The following table contains valid keywords that can be specified in the configuration file when running in ingest mode:

Property Keyword Associated option Valid Value(s)
citool.mode -m Specify ingest to run the tool in ingest mode.
citool.targets -t Specify targets (catalog files, directories, and URLs) to ingest.
citool.dbuser -u Specify the username of the database.
citool.dbpass -p Specify the password of the database.
citool.dbserver -s Specify the name of the database server.
citool.dbname -n Specify the name of the database.
citool.report -r Specify the report file name. Do not specify this property key if writing to standard out.
citool.recurse -L Set to 'false' to disable directory recursion on a target directory. Set to 'true' otherwise or do not specify this property key.
citool.verbose -v Specify the severity level and above to include in the report (1=info, 2=warning, 3=error). Default is warnings and above (level 2).

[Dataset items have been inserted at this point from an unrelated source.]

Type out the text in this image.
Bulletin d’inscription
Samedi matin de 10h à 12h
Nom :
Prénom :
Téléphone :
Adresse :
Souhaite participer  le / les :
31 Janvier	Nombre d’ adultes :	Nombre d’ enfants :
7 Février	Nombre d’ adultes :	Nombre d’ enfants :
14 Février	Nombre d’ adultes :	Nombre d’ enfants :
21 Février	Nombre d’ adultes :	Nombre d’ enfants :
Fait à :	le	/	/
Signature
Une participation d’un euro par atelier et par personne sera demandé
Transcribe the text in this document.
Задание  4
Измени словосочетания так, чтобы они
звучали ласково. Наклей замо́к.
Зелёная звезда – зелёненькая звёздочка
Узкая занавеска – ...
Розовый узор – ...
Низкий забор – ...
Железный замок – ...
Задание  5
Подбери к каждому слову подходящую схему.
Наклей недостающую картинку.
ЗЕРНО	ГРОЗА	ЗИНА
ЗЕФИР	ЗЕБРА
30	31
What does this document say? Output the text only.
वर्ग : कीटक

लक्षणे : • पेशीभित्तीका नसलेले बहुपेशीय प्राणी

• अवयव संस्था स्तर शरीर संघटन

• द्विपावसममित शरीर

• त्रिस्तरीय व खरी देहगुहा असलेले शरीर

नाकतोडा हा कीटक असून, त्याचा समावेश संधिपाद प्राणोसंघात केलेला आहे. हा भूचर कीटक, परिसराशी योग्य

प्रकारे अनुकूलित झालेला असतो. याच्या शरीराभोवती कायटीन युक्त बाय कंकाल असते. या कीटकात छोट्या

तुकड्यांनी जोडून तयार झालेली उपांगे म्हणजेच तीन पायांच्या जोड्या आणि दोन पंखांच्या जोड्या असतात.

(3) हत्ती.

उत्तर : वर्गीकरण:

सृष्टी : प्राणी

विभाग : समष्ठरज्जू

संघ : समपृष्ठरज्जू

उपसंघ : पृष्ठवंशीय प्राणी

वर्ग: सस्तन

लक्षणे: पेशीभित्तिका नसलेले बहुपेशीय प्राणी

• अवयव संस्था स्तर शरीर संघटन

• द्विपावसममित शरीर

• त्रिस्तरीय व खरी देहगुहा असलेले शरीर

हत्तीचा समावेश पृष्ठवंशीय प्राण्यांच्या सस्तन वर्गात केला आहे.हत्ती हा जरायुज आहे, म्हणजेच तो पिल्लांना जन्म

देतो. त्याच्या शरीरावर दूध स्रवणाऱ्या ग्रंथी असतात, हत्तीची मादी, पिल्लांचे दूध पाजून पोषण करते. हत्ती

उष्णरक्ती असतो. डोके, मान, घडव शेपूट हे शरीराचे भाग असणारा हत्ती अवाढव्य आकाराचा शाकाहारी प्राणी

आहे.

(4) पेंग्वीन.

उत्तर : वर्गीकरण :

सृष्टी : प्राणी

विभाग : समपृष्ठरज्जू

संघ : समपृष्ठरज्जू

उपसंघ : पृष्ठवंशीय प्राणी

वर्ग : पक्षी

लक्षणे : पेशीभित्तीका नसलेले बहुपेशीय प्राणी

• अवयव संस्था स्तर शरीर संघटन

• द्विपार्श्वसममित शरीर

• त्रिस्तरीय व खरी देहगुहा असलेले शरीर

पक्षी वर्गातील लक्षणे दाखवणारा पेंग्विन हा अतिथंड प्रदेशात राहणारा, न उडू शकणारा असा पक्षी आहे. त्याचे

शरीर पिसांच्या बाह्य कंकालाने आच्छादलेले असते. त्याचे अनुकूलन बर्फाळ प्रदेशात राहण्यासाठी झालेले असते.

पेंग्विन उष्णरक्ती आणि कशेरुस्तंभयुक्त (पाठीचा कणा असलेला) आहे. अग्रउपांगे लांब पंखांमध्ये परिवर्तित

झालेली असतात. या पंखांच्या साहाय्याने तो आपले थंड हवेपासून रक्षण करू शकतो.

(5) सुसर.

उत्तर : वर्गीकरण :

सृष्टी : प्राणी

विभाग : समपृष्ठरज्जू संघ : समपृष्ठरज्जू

The following example demonstrates how to set a configuration file:

# This is a CITool configuration file          

citool.mode         = validate
citool.targets      = ./TEST_DIR
citool.report       = report.txt
citool.dictionaries = pdsdd.full
        

This is equivalent to running the tool with the following option options:

-t ./TEST_DIR -m validate -r report.txt -d pdsdd.full
        

The following example demonstrates how to set a configuration file with multiple values for a property key:

# This is a CITool configuration file with multiple values

citool.mode         = compare
citool.targets      = DIR
citool.dictionaries = pdsdd.full, localdd.full
        

This is equivalent to running the tool with the following options:

-t DIR -m compare -d pdsdd.full, localdd.full
        

The following example demonstrates how to set a configuration file with multiple values that span across multiple lines:

# This is a CITool configuration file with multiple values

citool.mode         = compare
citool.targets      = DIR
citool.dictionaries = pdsdd.full, \
                      localdd.full
        

The following example demonstrates how to override a setting in the configuration file.

Suppose the configuration file config.cfg is defined as follows:

# This is a CITool configuration file          

citool.mode         = validate
citool.targets      = ./TEST_DIR
citool.dictionaries = pdsdd.full
        

To use another dictionary instead like mypdsdd.full, then the following command demonstrates how to perform this behavior change:

% CITool -c config.cfg -d mypdsdd.full
        

Report Formats

This section describes the contents of the CITool report formats. The links below detail the results. If viewing this document in PDF form, see the appendix for the actual examples.

The tool has a different report format depending on the CITool mode.

Compare Report

In a compare report, the location, severity, and textual representation of the differences between a source and target catalog file are shown. The differences being reported are about the target catalog file with respect to the source. A 'SAME' or 'DIFFERENT' keyword is displayed next to each target to indicate when a target file is identical or different, respectively, against its source.

Validate Report

In a validate report, the location, severity, and textual description of each detected anomaly is reported. A 'PASS', 'FAIL', or 'SKIP' keyword is displayed next to each file to indicate when a file has passed, failed, or skipped PDS validation, respectively. In addition, anomalies against the referential integrity of the catalog files are reported.

Ingest Report

In a ingest report, the location, severity, and textual description of each detected anomaly is reported. Completion or failure of each catalog file ingestion is reported. Detailed information is displayed when the catalog ingestion has failed.